4. Respect the human element of food manufacturing
When I initially thought about producing my sauces at scale, the picture in my mind was of a well-oiled assembly line, an infinite-snaking conveyor belt of glass jars with the perfect amount of chili crisp dispensed from magical spouts. I was going to make my riches from the millions of jars and single-serve pouches I could produce at the drop of a hat.
I was brought back to reality when the factory told me there was no way either the jars or the single-serve pouches I had dreamt up could be machine-filled. I didn’t understand because so many sauces and beverages are machine-filled. Heinz has single-serve packets, so why couldn’t I? It turned out my Sichuan Chili Crisp was too chunky for the small spouts on the machines and would clog them too easily.
I thought of alternatives: Maybe I could puree the contents and make it a slurry. That would work in the machines, but the distribution of flavors in each bite would be off, and the sauce would lose all its texture, the crunchy bits, the deep umami of fermented black beans—the stuff that makes it so special.

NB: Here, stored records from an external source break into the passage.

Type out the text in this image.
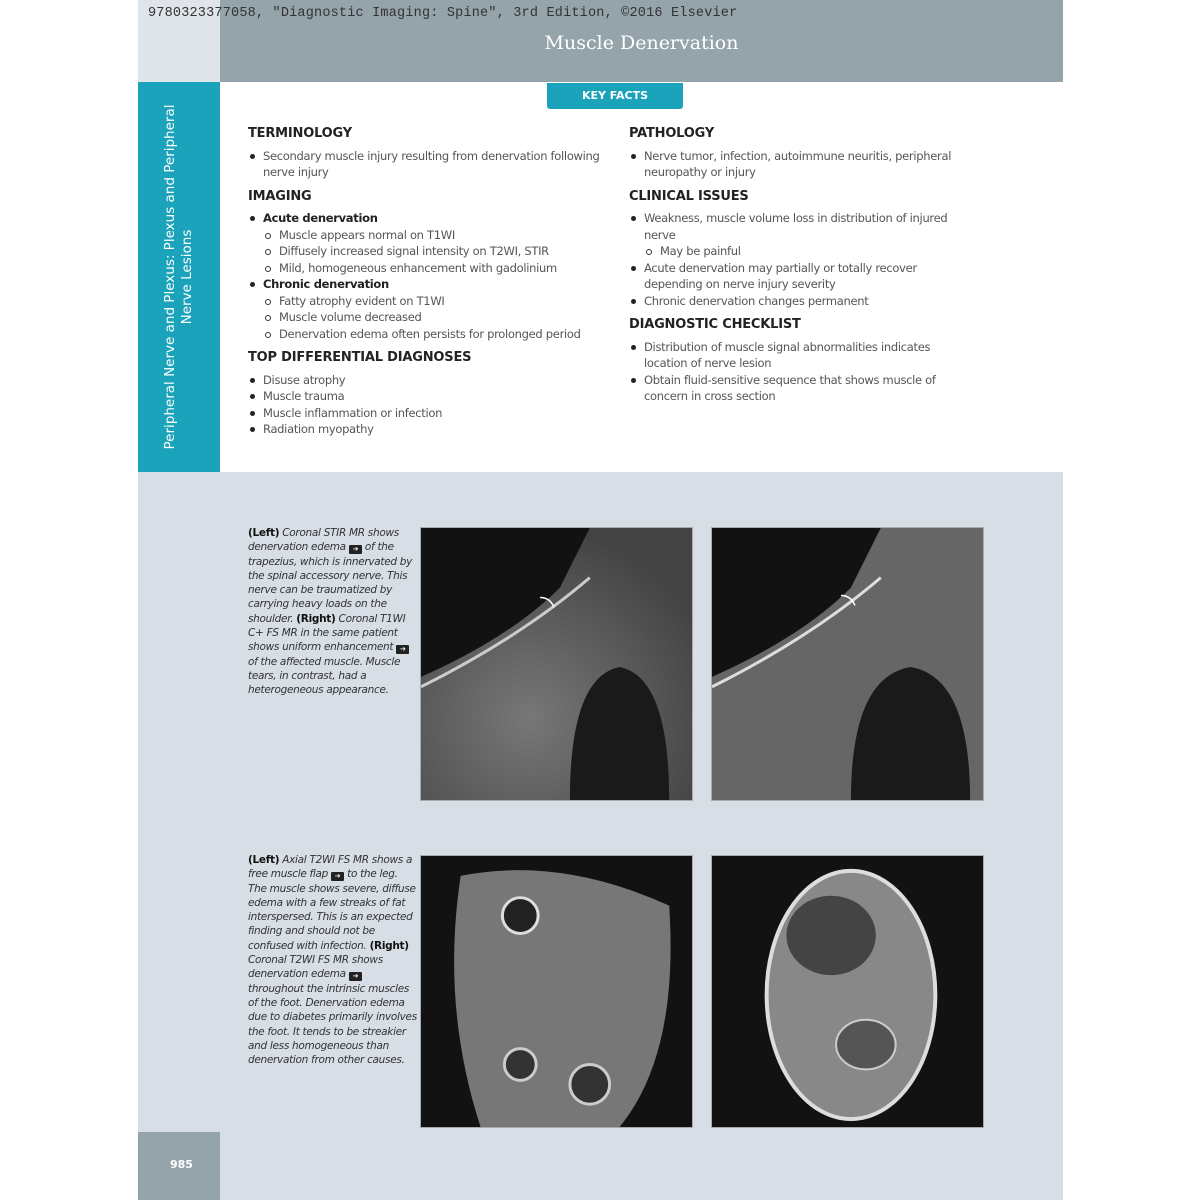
9780323377058, "Diagnostic Imaging: Spine", 3rd Edition, ©2016 Elsevier
Muscle Denervation
Peripheral Nerve and Plexus: Plexus and Peripheral Nerve Lesions
KEY FACTS
TERMINOLOGY
Secondary muscle injury resulting from denervation following nerve injury
IMAGING
Acute denervation
Muscle appears normal on T1WI
Diffusely increased signal intensity on T2WI, STIR
Mild, homogeneous enhancement with gadolinium
Chronic denervation
Fatty atrophy evident on T1WI
Muscle volume decreased
Denervation edema often persists for prolonged period
TOP DIFFERENTIAL DIAGNOSES
Disuse atrophy
Muscle trauma
Muscle inflammation or infection
Radiation myopathy
PATHOLOGY
Nerve tumor, infection, autoimmune neuritis, peripheral neuropathy or injury
CLINICAL ISSUES
Weakness, muscle volume loss in distribution of injured nerve
May be painful
Acute denervation may partially or totally recover depending on nerve injury severity
Chronic denervation changes permanent
DIAGNOSTIC CHECKLIST
Distribution of muscle signal abnormalities indicates location of nerve lesion
Obtain fluid-sensitive sequence that shows muscle of concern in cross section
(Left) Coronal STIR MR shows denervation edema ➔ of the trapezius, which is innervated by the spinal accessory nerve. This nerve can be traumatized by carrying heavy loads on the shoulder. (Right) Coronal T1WI C+ FS MR in the same patient shows uniform enhancement ➔ of the affected muscle. Muscle tears, in contrast, had a heterogeneous appearance.
(Left) Axial T2WI FS MR shows a free muscle flap ➔ to the leg. The muscle shows severe, diffuse edema with a few streaks of fat interspersed. This is an expected finding and should not be confused with infection. (Right) Coronal T2WI FS MR shows denervation edema ➔ throughout the intrinsic muscles of the foot. Denervation edema due to diabetes primarily involves the foot. It tends to be streakier and less homogeneous than denervation from other causes.
985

Around this same time, I met someone who had taken a tour of the revered Lao Gan Ma factory in Guizhou. He told me something that shocked me: Not only is every bottle of Lao Gan Ma hand-filled, but every batch of chili sauce is fried by hand in cast-iron woks instead of industrial stainless steel drums to prevent the fermented black beans from breaking.
Not only is every bottle of Lao Gan Ma hand-filled, but every batch of chili sauce is fried by hand.

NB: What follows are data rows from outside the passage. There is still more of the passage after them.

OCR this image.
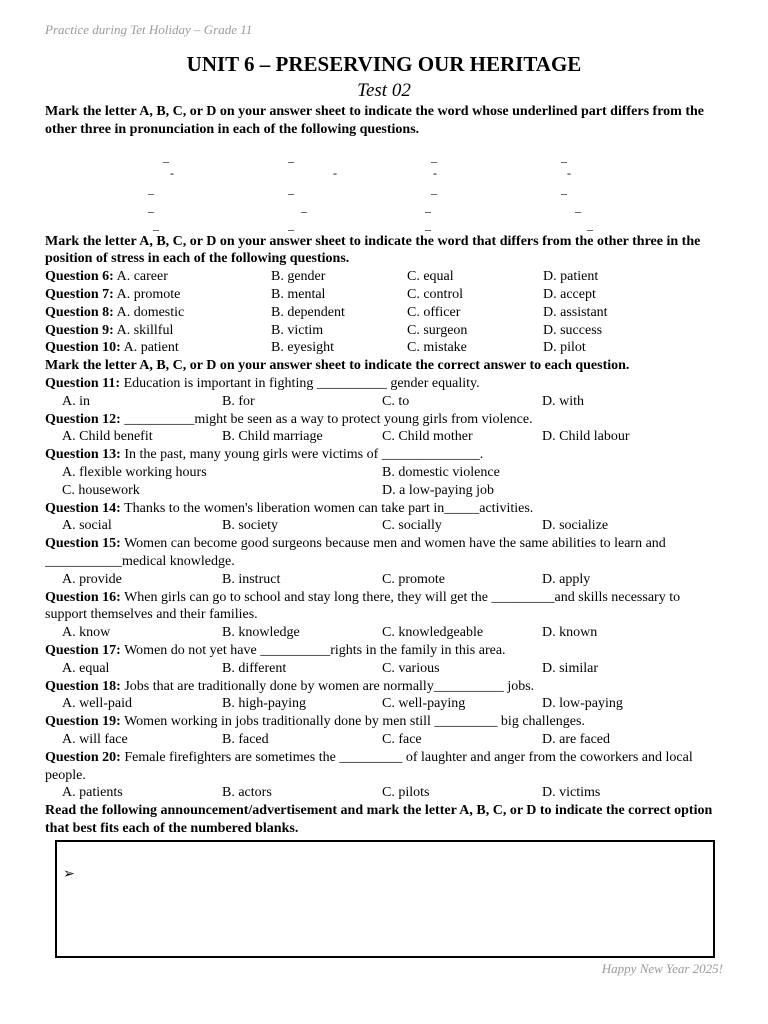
Practice during Tet Holiday – Grade 11
UNIT 6 – PRESERVING OUR HERITAGE
Test 02
Mark the letter A, B, C, or D on your answer sheet to indicate the word whose underlined part differs from the other three in pronunciation in each of the following questions.
_	_	_	_
-	-	-	-
_	_	_	_
_	_	_	_
_	_	_	_
Mark the letter A, B, C, or D on your answer sheet to indicate the word that differs from the other three in the position of stress in each of the following questions.
Question 6: A. career	B. gender	C. equal	D. patient
Question 7: A. promote	B. mental	C. control	D. accept
Question 8: A. domestic	B. dependent	C. officer	D. assistant
Question 9: A. skillful	B. victim	C. surgeon	D. success
Question 10: A. patient	B. eyesight	C. mistake	D. pilot
Mark the letter A, B, C, or D on your answer sheet to indicate the correct answer to each question.
Question 11: Education is important in fighting __________ gender equality.
A. in	B. for	C. to	D. with
Question 12: __________might be seen as a way to protect young girls from violence.
A. Child benefit	B. Child marriage	C. Child mother	D. Child labour
Question 13: In the past, many young girls were victims of ______________.
A. flexible working hours	B. domestic violence
C. housework	D. a low-paying job
Question 14: Thanks to the women's liberation women can take part in_____activities.
A. social	B. society	C. socially	D. socialize
Question 15: Women can become good surgeons because men and women have the same abilities to learn and ___________medical knowledge.
A. provide	B. instruct	C. promote	D. apply
Question 16: When girls can go to school and stay long there, they will get the _________and skills necessary to support themselves and their families.
A. know	B. knowledge	C. knowledgeable	D. known
Question 17: Women do not yet have __________rights in the family in this area.
A. equal	B. different	C. various	D. similar
Question 18: Jobs that are traditionally done by women are normally__________ jobs.
A. well-paid	B. high-paying	C. well-paying	D. low-paying
Question 19: Women working in jobs traditionally done by men still _________ big challenges.
A. will face	B. faced	C. face	D. are faced
Question 20: Female firefighters are sometimes the _________ of laughter and anger from the coworkers and local people.
A. patients	B. actors	C. pilots	D. victims
Read the following announcement/advertisement and mark the letter A, B, C, or D to indicate the correct option that best fits each of the numbered blanks.
➢
Happy New Year 2025!
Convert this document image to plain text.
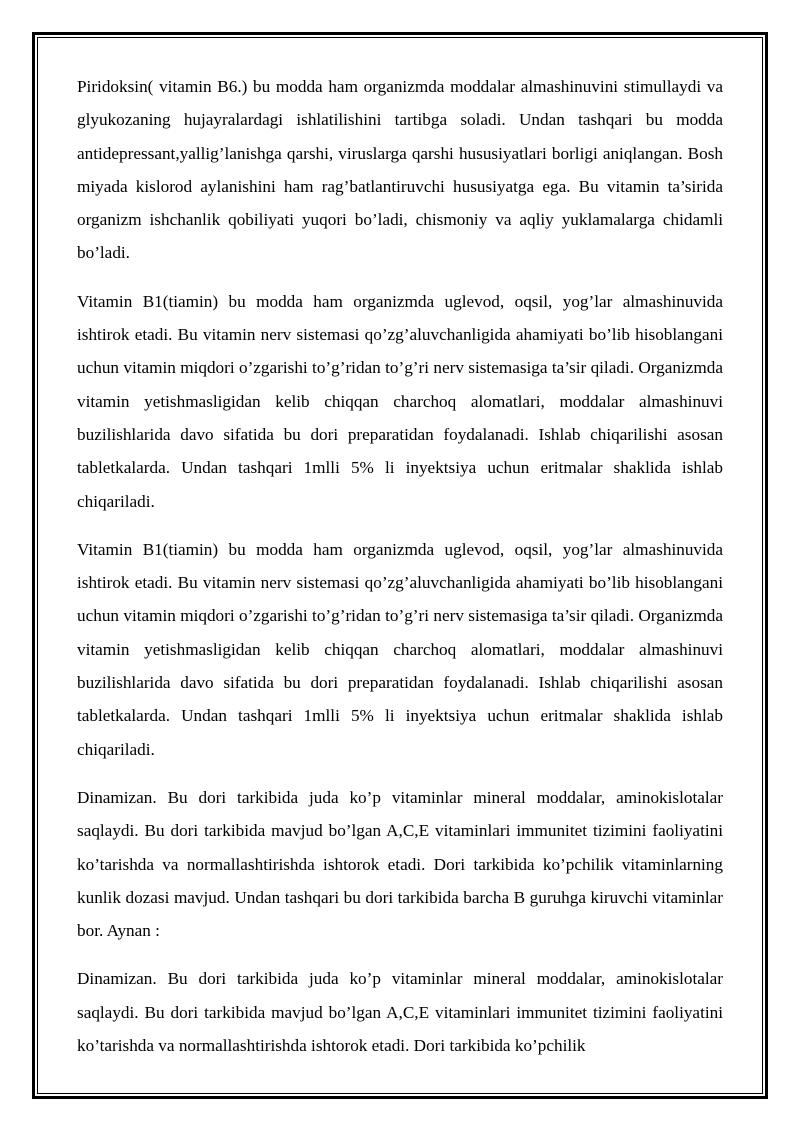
Piridoksin( vitamin B6.) bu modda ham organizmda moddalar almashinuvini stimullaydi va glyukozaning hujayralardagi ishlatilishini tartibga soladi. Undan tashqari bu modda antidepressant,yallig’lanishga qarshi, viruslarga qarshi hususiyatlari borligi aniqlangan. Bosh miyada kislorod aylanishini ham rag’batlantiruvchi hususiyatga ega. Bu vitamin ta’sirida organizm ishchanlik qobiliyati yuqori bo’ladi, chismoniy va aqliy yuklamalarga chidamli bo’ladi.

Vitamin B1(tiamin) bu modda ham organizmda uglevod, oqsil, yog’lar almashinuvida ishtirok etadi. Bu vitamin nerv sistemasi qo’zg’aluvchanligida ahamiyati bo’lib hisoblangani uchun vitamin miqdori o’zgarishi to’g’ridan to’g’ri nerv sistemasiga ta’sir qiladi. Organizmda vitamin yetishmasligidan kelib chiqqan charchoq alomatlari, moddalar almashinuvi buzilishlarida davo sifatida bu dori preparatidan foydalanadi. Ishlab chiqarilishi asosan tabletkalarda. Undan tashqari 1mlli 5% li inyektsiya uchun eritmalar shaklida ishlab chiqariladi.

Vitamin B1(tiamin) bu modda ham organizmda uglevod, oqsil, yog’lar almashinuvida ishtirok etadi. Bu vitamin nerv sistemasi qo’zg’aluvchanligida ahamiyati bo’lib hisoblangani uchun vitamin miqdori o’zgarishi to’g’ridan to’g’ri nerv sistemasiga ta’sir qiladi. Organizmda vitamin yetishmasligidan kelib chiqqan charchoq alomatlari, moddalar almashinuvi buzilishlarida davo sifatida bu dori preparatidan foydalanadi. Ishlab chiqarilishi asosan tabletkalarda. Undan tashqari 1mlli 5% li inyektsiya uchun eritmalar shaklida ishlab chiqariladi.

Dinamizan. Bu dori tarkibida juda ko’p vitaminlar mineral moddalar, aminokislotalar saqlaydi. Bu dori tarkibida mavjud bo’lgan A,C,E vitaminlari immunitet tizimini faoliyatini ko’tarishda va normallashtirishda ishtorok etadi. Dori tarkibida ko’pchilik vitaminlarning kunlik dozasi mavjud. Undan tashqari bu dori tarkibida barcha B guruhga kiruvchi vitaminlar bor. Aynan :

Dinamizan. Bu dori tarkibida juda ko’p vitaminlar mineral moddalar, aminokislotalar saqlaydi. Bu dori tarkibida mavjud bo’lgan A,C,E vitaminlari immunitet tizimini faoliyatini ko’tarishda va normallashtirishda ishtorok etadi. Dori tarkibida ko’pchilik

I realized then why Lao Gan Ma has such a strong hold on the market — no other company in its right mind would invest in so much sheer unscalable manpower in the name of product integrity. The Guizhou countryside may be the only place in the world where the cheap labor and land will allow for this business model, but that is the level of dedication necessary for world domination.
And if that’s what it took for the OG player in the game, that’s what it was going to take for me. Even so, this proved difficult for the one-ounce single-serve packets I’d insisted on producing, and they weren’t able to fill everything I ordered on time for this shipment. At the end of the day, though, I’m glad I didn’t compromise quality for quantity. In a time when disregard for the experience of food has become the norm and is even celebrated — I’m looking at you, Soylent and all the sandy-textured protein bars out there — insistence on the human element in food production is more important than ever.
5. There is always a way
Every time I came back to square one, I found that there was another and better way.
I have been told “no” about a hundred times during this process. Factories refused to work with me. I was told my process couldn’t be scaled, that my sauces couldn’t be bottled, that my labels couldn’t be printed. It took over a year just to find a factory with legitimate documents to export to the US instead of just promises to deliver through “underground” channels. Even the (very reputable) US fulfillment company I had signed an agreement with said suddenly and without explanation they were no longer able to ship my orders, sending me scrambling to find a new fulfillment partner at the last minute.
Every time I came back to square one, I found that there was another and better way. There is no roadmap to success when you go down a path that hasn’t been tread before. But when the vision is clear — creating and bringing the first all-natural line of authentic and deeply flavorful Chinese condiments to the US market, redefining perceptions of Chinese food in the process— you just keep trying every door until one leads you a little bit closer.